Over the Thanksgiving holiday, I read Malcolm Gladwell’s latest book, David and Goliath (Little, Brown and Company 2013). While he raises many interesting points throughout the book, the one that struck me was the “inverted U-curve” which he first mentions in chapter 1. In a footnote on page 54, he explains:
Inverted-U curves actually have four parts. Stage one, where the curve is linear. Stage two, where “the initial linear relation has flagged.” This is the area of diminishing marginal returns. Stage three, where extra resources have no effect on the outcome. And stage four, in which more resources are counterproductive.
Here is a picture depicting the inverted U shape curve demonstrating our productivity vs how much stuff we have to do (how appropriate for this time of year!):
As an example, Gladwell discusses the relationship between alcohol consumption and health, noting that studies show that drinking one glass of wine a week will lead to improved health. Drinking two glasses of wine a week will lead to even better health and so on up to about seven glasses a week. Then, one hits the flat part of the curve in which drinking somewhere between seven and fourteen glasses a week neither improves nor jeopardizes your health. But, drink more than this, and you will be on the down slope in which drinking more than fourteen glasses a week will definitely lead to a shorter life. (Id. at p. 55n.)
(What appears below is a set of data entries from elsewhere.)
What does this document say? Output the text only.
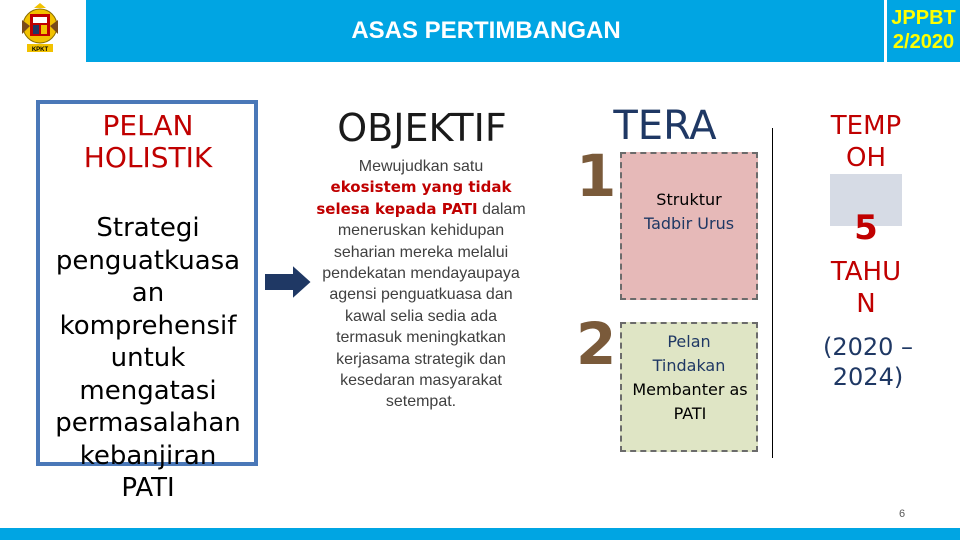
KPKT
ASAS PERTIMBANGAN	JPPBT
2/2020
PELAN
HOLISTIK
Strategi
penguatkuasa
an
komprehensif
untuk
mengatasi
permasalahan
kebanjiran
PATI
OBJEKTIF
Mewujudkan satu
ekosistem yang tidak selesa kepada PATI dalam meneruskan kehidupan seharian mereka melalui pendekatan mendayaupaya agensi penguatkuasa dan kawal selia sedia ada termasuk meningkatkan kerjasama strategik dan kesedaran masyarakat setempat.
TERA
1	Struktur
Tadbir Urus
2	Pelan Tindakan
Membanter as PATI
TEMP
OH
5
TAHU
N
(2020 –
2024)
6
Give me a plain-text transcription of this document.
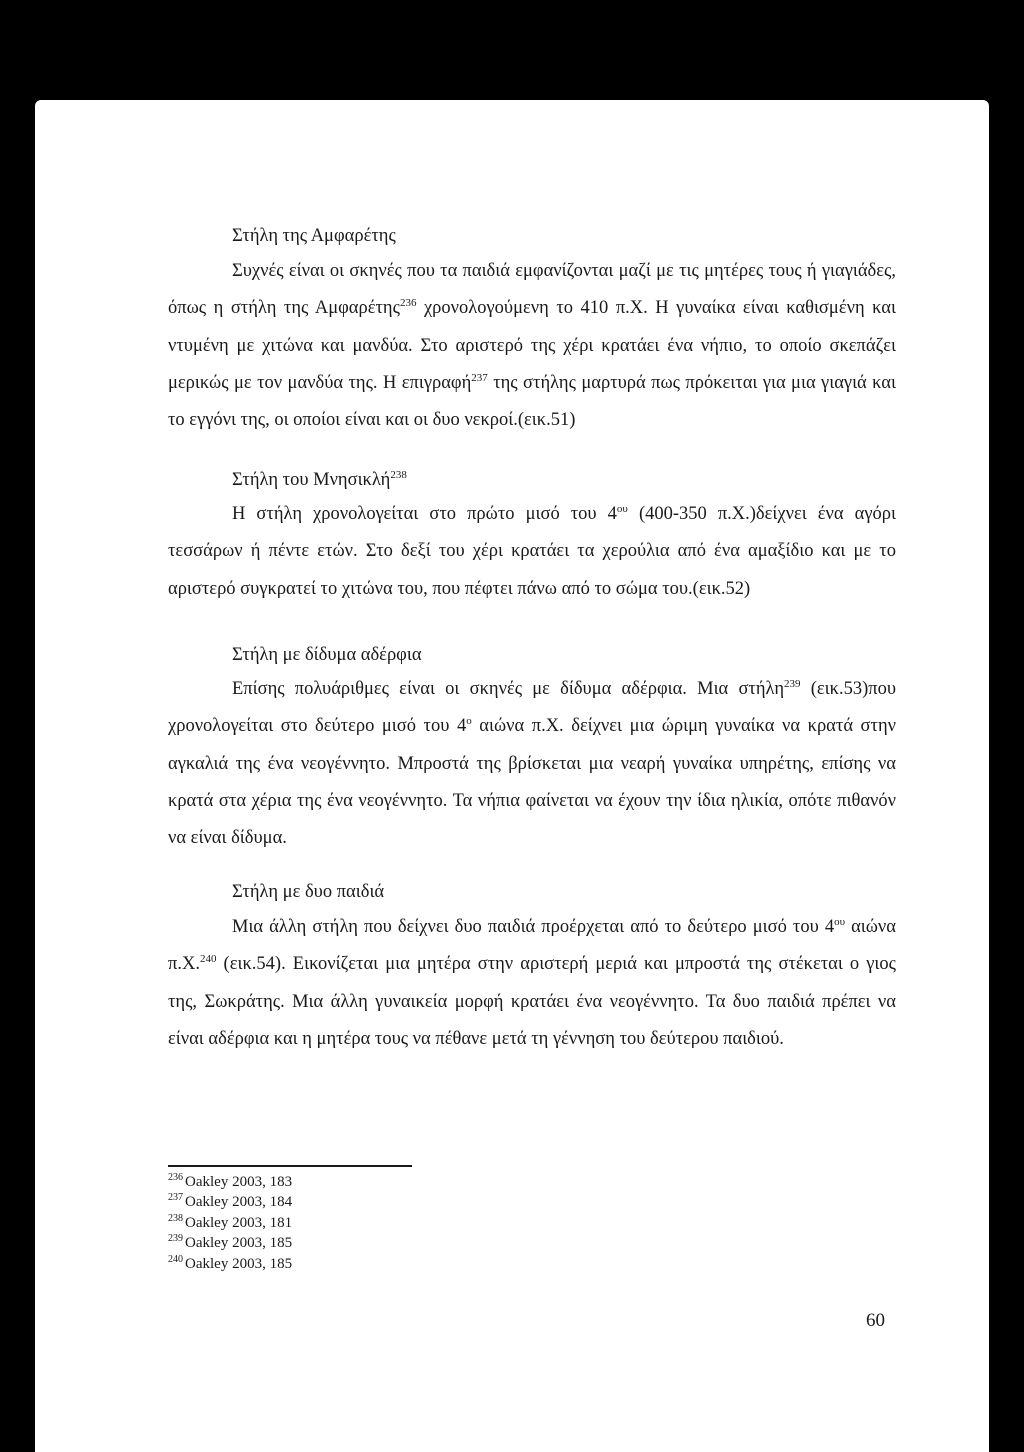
Στήλη της Αμφαρέτης

Συχνές είναι οι σκηνές που τα παιδιά εμφανίζονται μαζί με τις μητέρες τους ή γιαγιάδες, όπως η στήλη της Αμφαρέτης$^{236}$ χρονολογούμενη το 410 π.Χ. Η γυναίκα είναι καθισμένη και ντυμένη με χιτώνα και μανδύα. Στο αριστερό της χέρι κρατάει ένα νήπιο, το οποίο σκεπάζει μερικώς με τον μανδύα της. Η επιγραφή$^{237}$ της στήλης μαρτυρά πως πρόκειται για μια γιαγιά και το εγγόνι της, οι οποίοι είναι και οι δυο νεκροί.(εικ.51)

Στήλη του Μνησικλή$^{238}$

Η στήλη χρονολογείται στο πρώτο μισό του $4^{o\upsilon}$ (400-350 π.Χ.)δείχνει ένα αγόρι τεσσάρων ή πέντε ετών. Στο δεξί του χέρι κρατάει τα χερούλια από ένα αμαξίδιο και με το αριστερό συγκρατεί το χιτώνα του, που πέφτει πάνω από το σώμα του.(εικ.52)

Στήλη με δίδυμα αδέρφια

Επίσης πολυάριθμες είναι οι σκηνές με δίδυμα αδέρφια. Μια στήλη$^{239}$ (εικ.53)που χρονολογείται στο δεύτερο μισό του $4^o$ αιώνα π.Χ. δείχνει μια ώριμη γυναίκα να κρατά στην αγκαλιά της ένα νεογέννητο. Μπροστά της βρίσκεται μια νεαρή γυναίκα υπηρέτης, επίσης να κρατά στα χέρια της ένα νεογέννητο. Τα νήπια φαίνεται να έχουν την ίδια ηλικία, οπότε πιθανόν να είναι δίδυμα.

Στήλη με δυο παιδιά

Μια άλλη στήλη που δείχνει δυο παιδιά προέρχεται από το δεύτερο μισό του $4^{o\upsilon}$ αιώνα π.Χ.$^{240}$ (εικ.54). Εικονίζεται μια μητέρα στην αριστερή μεριά και μπροστά της στέκεται ο γιος της, Σωκράτης. Μια άλλη γυναικεία μορφή κρατάει ένα νεογέννητο. Τα δυο παιδιά πρέπει να είναι αδέρφια και η μητέρα τους να πέθανε μετά τη γέννηση του δεύτερου παιδιού.

$^{236}$ Oakley 2003, 183
$^{237}$ Oakley 2003, 184
$^{238}$ Oakley 2003, 181
$^{239}$ Oakley 2003, 185
$^{240}$ Oakley 2003, 185
60
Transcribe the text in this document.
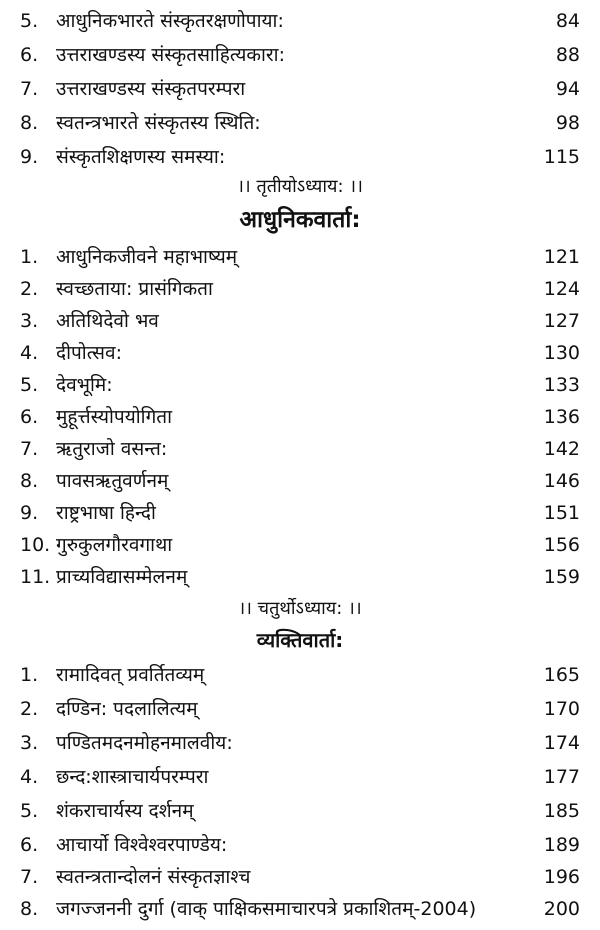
5. आधुनिकभारते संस्कृतरक्षणोपाया:	84
6. उत्तराखण्डस्य संस्कृतसाहित्यकारा:	88
7. उत्तराखण्डस्य संस्कृतपरम्परा	94
8. स्वतन्त्रभारते संस्कृतस्य स्थिति:	98
9. संस्कृतशिक्षणस्य समस्या:	115
।। तृतीयोऽध्याय: ।।
आधुनिकवार्ता:
1. आधुनिकजीवने महाभाष्यम्	121
2. स्वच्छताया: प्रासंगिकता	124
3. अतिथिदेवो भव	127
4. दीपोत्सव:	130
5. देवभूमि:	133
6. मुहूर्त्तस्योपयोगिता	136
7. ऋतुराजो वसन्त:	142
8. पावसऋतुवर्णनम्	146
9. राष्ट्रभाषा हिन्दी	151
10. गुरुकुलगौरवगाथा	156
11. प्राच्यविद्यासम्मेलनम्	159
।। चतुर्थोऽध्याय: ।।
व्यक्तिवार्ता:
1. रामादिवत् प्रवर्तितव्यम्	165
2. दण्डिन: पदलालित्यम्	170
3. पण्डितमदनमोहनमालवीय:	174
4. छन्द:शास्त्राचार्यपरम्परा	177
5. शंकराचार्यस्य दर्शनम्	185
6. आचार्यो विश्वेश्वरपाण्डेय:	189
7. स्वतन्त्रतान्दोलनं संस्कृतज्ञाश्च	196
8. जगज्जननी दुर्गा (वाक् पाक्षिकसमाचारपत्रे प्रकाशितम्-2004)	200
What caught my interest is that this inverted U curve apparently applies to all sorts of things. For example, Gladwell discusses its application to the Three Strikes Law in California and elsewhere. (Id. at 238.) . When it was passed, its aim was to crack down on crime, and it did just that, initially. But, past a certain point, the crackdown on crime not only stopped having any effect on criminals but actually made things worse. Due to the imposition of the Three Strikes Law in California, the prisons have now become over-populated and overcrowded to the point that the authorities are now releasing the non-violent felons back into the general population even though they have not completed their sentences. The result of these early releases has been a huge increase in burglaries not only in my neighborhood but in many other neighborhoods throughout greater Los Angeles.
Gladwell argues that with respect to our justice system, “… there comes a point where the best-intentional application of power and authority begins to backfire….” (Id. at 257.) And I think this is true of our civil justice system as well; it too operates on an inverted U curve; initially filing a lawsuit is beneficial; it certainly gets the other party’s attention and forces them to focus on the issues. But, after a certain point, the imposition of authority by a judge and/or a jury may well begin to back fire. The defendant may well be one with nothing to lose and so does not care, or knows that for one reason or another she will never be held responsible or have to pay a judgment. Thus, to continue forward with the litigation presents diminishing returns and becomes a bottomless pit in which time and expense is poured into with less and less hope of recovery.
Justice has its limits. Thus, it always better to settle than to keep going and hit the down slope of the inverted U shape curve.
…. Just something to think about.
I want to wish everyone a very very happy holiday and a wonderful 2014! may the new year bring you health, happiness and prosperity! I am taking a little break and will return in early January 2014! See y’all then!